California is the most diverse state in the nation, and we wear that diversity like a badge of honor. It is one of our greatest strengths and pushes us to prominence on the national and world stages. However, our population is still woefully monolingual. We cannot accommodate the linguistic diversity of our youth populations if we are not building a multilingual workforce. I believe we need to continue to fund and encourage elementary, middle, high school, and higher education institutions to promote and require students to know at least one additional language common in California. I’ve also supported efforts to increase funding for bilingual/multilingual programs, and the recruitment of multilingual educators and staff.

Investment in this space would not only help our workforce serve our future generations but would help us compete in global market.        

8. Over the past 40 years, state spending on higher education has dropped from 18% to 12% of the state budget. What is your position on funding for public higher education?

I’m proud to have supported the effort to expand higher education funding and access through the Middle Class Scholarship Act, and to have coauthored bills to provide free community college tuition to first time students.

9. Over 55% of California’s kids are enrolled in Medi-Cal, but California performs near the bottom amongst all state Medicaid programs when it comes to children’s access to primary care physicians and important childhood screenings, especially for children of color.
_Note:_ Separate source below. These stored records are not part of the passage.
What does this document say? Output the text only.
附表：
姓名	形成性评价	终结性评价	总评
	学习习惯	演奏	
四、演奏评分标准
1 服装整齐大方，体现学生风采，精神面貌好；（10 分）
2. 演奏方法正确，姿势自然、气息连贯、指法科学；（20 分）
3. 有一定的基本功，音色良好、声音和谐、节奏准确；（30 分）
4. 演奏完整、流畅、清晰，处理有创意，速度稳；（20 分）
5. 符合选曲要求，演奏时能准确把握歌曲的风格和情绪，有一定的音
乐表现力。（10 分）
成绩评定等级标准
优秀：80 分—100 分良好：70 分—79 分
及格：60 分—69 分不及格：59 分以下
In addition, many California children lack access to oral health care, vision services, hearing aids, and mental health and substance abuse supports and services. What would you do, if anything, to increase access to these services?  

I have authored and supported bills to expand the number of healthcare providers across the spectrum, specifically for reproductive and maternal health. I’ve also supported increasing the physician and provider Medi-Cal rates and have been a longtime supporter of single payer healthcare. Additionally, I’ve supported efforts to expand Medi-Cal eligibility to undocumented Californians of all ages. Healthcare is a human right and a public good, and we need to continue working to make sure it is treated as so by our state government.
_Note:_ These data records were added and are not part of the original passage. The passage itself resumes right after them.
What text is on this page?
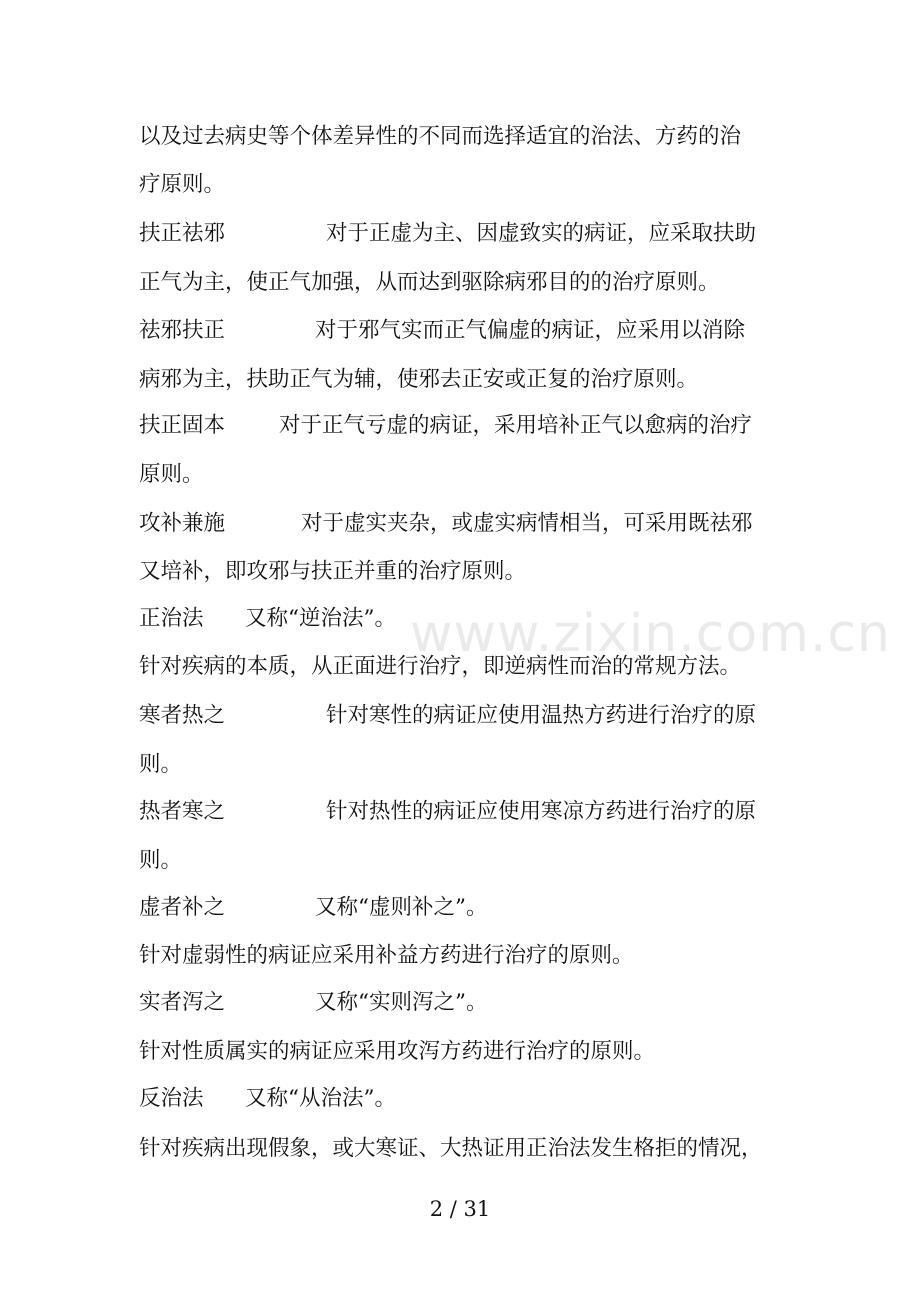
以及过去病史等个体差异性的不同而选择适宜的治法、方药的治
疗原则。
扶正祛邪	对于正虚为主、因虚致实的病证，应采取扶助
正气为主，使正气加强，从而达到驱除病邪目的的治疗原则。
祛邪扶正	对于邪气实而正气偏虚的病证，应采用以消除
病邪为主，扶助正气为辅，使邪去正安或正复的治疗原则。
扶正固本	对于正气亏虚的病证，采用培补正气以愈病的治疗
原则。
攻补兼施	对于虚实夹杂，或虚实病情相当，可采用既祛邪
又培补，即攻邪与扶正并重的治疗原则。
正治法 又称“逆治法”。
针对疾病的本质，从正面进行治疗，即逆病性而治的常规方法。
寒者热之	针对寒性的病证应使用温热方药进行治疗的原
则。
热者寒之	针对热性的病证应使用寒凉方药进行治疗的原
则。
虚者补之	又称“虚则补之”。
针对虚弱性的病证应采用补益方药进行治疗的原则。
实者泻之	又称“实则泻之”。
针对性质属实的病证应采用攻泻方药进行治疗的原则。
反治法 又称“从治法”。
针对疾病出现假象，或大寒证、大热证用正治法发生格拒的情况，
www.zixin.com.cn
2 / 31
10. The suicide rate among Black youth has dramatically increased in recent years. In addition, Major Depressive Episodes (MDE) among youth have grown, but only about one third of youth with an MDE received treatment. What should be done to ensure that more children receive needed mental health supports and services?

I’ve supported measures and budget allocations to increase mental health care services, launch and fund the suicide prevention hotline, increase mental health curriculum in schools, and have supported budget funding to prioritize mental health services for Black communities.

As policymakers, I believe we have an obligation and an opportunity to fund services and providers that are tailored to the needs of our diverse communities. This is an area where we have more work to do in both policy and funding.